Farewell Letter from President Taylor Hackford


June 21, 2013

This is a particularly bittersweet letter for me to write, because on June 22, at the Biennial Convention, I will be stepping down after four years as your President.

When I was first elected President in 2009, our nation was in dire economic straits from the recession. Although no one could be sure of the future, I was secure in the knowledge that our Guild had weathered many storms in its history and that we would continue to find innovative ways to protect and secure our creative and economic rights. Well, we’re still here and thriving.

I am proud of the many achievements of the DGA these past four years, including: our wonderful 75th Anniversary celebrations in 2011; negotiating two Commercial contracts with the very first Creative Rights provisions for commercial directors, the long and continuing fight to protect copyright and authors’ rights against Internet Theft; the launch of the new DGA website with new functionalities like paying dues online, the ability to report earnings and review residuals and watch streaming video; and probably my most popular decision, to allow members to receive Awards DVD screeners, and the first realignment of DGA Awards and Awards procedures in 13 years. But I believe our most important achievement during my tenure was the remarkably successful negotiation in 2010 of our current Basic Agreement and Freelance Live & Tape Television Agreement. Going in, we had one major priority: securing the protection of our Health Plan which was frankly, vulnerable, and through those negotiations, we achieved the largest increase in Employer contribution rates to our Health Plan since it was founded in 1960. I am proud to say that these significant and hard-fought gains have put us in very good stead as we plan for our upcoming negotiations.

As I look back at these achievements, I am profoundly aware of what a great journey my Guild participation has engendered – one I’d like to share with you. I joined the Guild in the 1970s when I was a documentary filmmaker at KCET, the local public television station. In 1978, I won an Academy Award for a dramatic short subject which got me my first feature, The Idolmaker. For my next few films, the DGA was just an organization I belonged to … providing me with a crack professional AD staff and a production manager to break my balls. But I began to take notice of the invaluable privileges this Guild provided me with. First and foremost: my 10-week Director’s Cut – absolutely incredible!

At the invitation of Robert Wise I joined the DGA’s Special Projects Committee and then the Creative Rights Committee, and in 1986 I became an alternate on the Western Directors Council. Up to that time I really didn’t know how this organization functioned – basically, I just paid my dues and collected my residual checks – but on the Council, I got a pleasant surprise. I’d thought that bringing a group of directors together to conduct the Guild’s business would be anarchy – men and women who stalwartly push through their singular vision on the set, would never give way to another point of view, right? Totally Wrong!

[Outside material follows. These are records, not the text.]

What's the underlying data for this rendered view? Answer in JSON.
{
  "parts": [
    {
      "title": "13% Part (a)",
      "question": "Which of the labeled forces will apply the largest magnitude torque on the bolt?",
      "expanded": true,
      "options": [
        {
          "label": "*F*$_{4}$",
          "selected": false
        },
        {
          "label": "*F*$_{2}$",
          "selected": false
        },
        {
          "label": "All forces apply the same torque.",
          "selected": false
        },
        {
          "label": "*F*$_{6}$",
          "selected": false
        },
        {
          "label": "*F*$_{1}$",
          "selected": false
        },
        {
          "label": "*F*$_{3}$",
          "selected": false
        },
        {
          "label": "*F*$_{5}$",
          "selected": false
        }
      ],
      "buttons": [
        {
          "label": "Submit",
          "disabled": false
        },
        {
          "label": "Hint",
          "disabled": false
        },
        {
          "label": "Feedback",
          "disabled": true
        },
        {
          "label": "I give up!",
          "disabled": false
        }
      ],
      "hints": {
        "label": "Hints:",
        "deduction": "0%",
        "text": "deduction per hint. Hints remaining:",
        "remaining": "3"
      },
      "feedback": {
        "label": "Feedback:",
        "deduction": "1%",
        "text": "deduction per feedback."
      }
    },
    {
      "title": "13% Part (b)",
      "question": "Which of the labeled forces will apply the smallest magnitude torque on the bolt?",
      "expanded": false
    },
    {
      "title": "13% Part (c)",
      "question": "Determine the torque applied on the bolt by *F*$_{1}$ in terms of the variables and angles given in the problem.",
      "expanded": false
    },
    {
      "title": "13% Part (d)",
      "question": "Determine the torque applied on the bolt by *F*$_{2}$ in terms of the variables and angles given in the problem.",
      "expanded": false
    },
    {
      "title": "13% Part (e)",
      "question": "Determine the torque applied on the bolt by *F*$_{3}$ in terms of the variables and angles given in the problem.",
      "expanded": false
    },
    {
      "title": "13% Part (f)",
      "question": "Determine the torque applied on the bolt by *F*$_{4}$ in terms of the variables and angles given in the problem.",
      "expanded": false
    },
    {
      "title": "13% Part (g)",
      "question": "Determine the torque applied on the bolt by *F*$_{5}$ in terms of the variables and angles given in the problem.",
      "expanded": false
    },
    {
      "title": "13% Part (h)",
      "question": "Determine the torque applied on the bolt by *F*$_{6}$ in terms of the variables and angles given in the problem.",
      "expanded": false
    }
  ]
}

Whether directors or members of a director’s team, we are all pragmatists – result-oriented. We know how to deliver on deadline to meet release and air dates. What I discovered on that Council was that the directors listened to everyone’s POV – differing points of view – and then, amazingly, they actually changed their minds and invariably joined with the majority to do the right thing.

As my Guild service progressed – being elected as a permanent member of the Western Council, then as a Board Member, then as 5th Vice President – I found that I genuinely liked my fellow directors. And I was also taken by the fact that this organization values its heritage … we respect our past and listen to those who’ve served this organization well. I learned about our Past Presidents: Vidor, Capra, Stevens … and the proud tradition they engendered.

All of this experience, plus the knowledge that I would be partners with Jay Roth, our esteemed National Executive Director, motivated me to run for President of this great Guild, and I was thrilled to be elected four years ago. People often ask: “How are you able to be President of the Guild and still work?” I always tell them that the key is understanding how the Guild functions. We have a long-standing history of being led by active working leadership. The Board and the President establish policy and make policy decisions. Whether I am on-set or in post-production, I make myself available to make those calls, no matter where I am in the world – and if I am not, I have a fine group of officers to back me up, including Steven Soderbergh and Michael Apted. Or Paris Barclay, Thomas Schlamme, Betty Thomas, Bill Brady, Gary Donatelli or Vince Misiano, six of the most talented vice-presidents I have had the pleasure to work with. And all of us have the support of our excellent executive staff. Now that I’m stepping down, I have no doubt that my successor will take this Guild to new heights, using the solid foundation built by our founders. But what I’m really hoping, is that my words here in the DGA Monthly will inspire some of you out there to step forward and help lead this great Guild. I’m a “Lifer”… I’ll always be around to do whatever this Guild asks of me, but we need new blood to keep the DGA’s flame burning brightly for the next 77 years. Believe me, it’s been a total pleasure to serve all of you and be a part of our incredible history.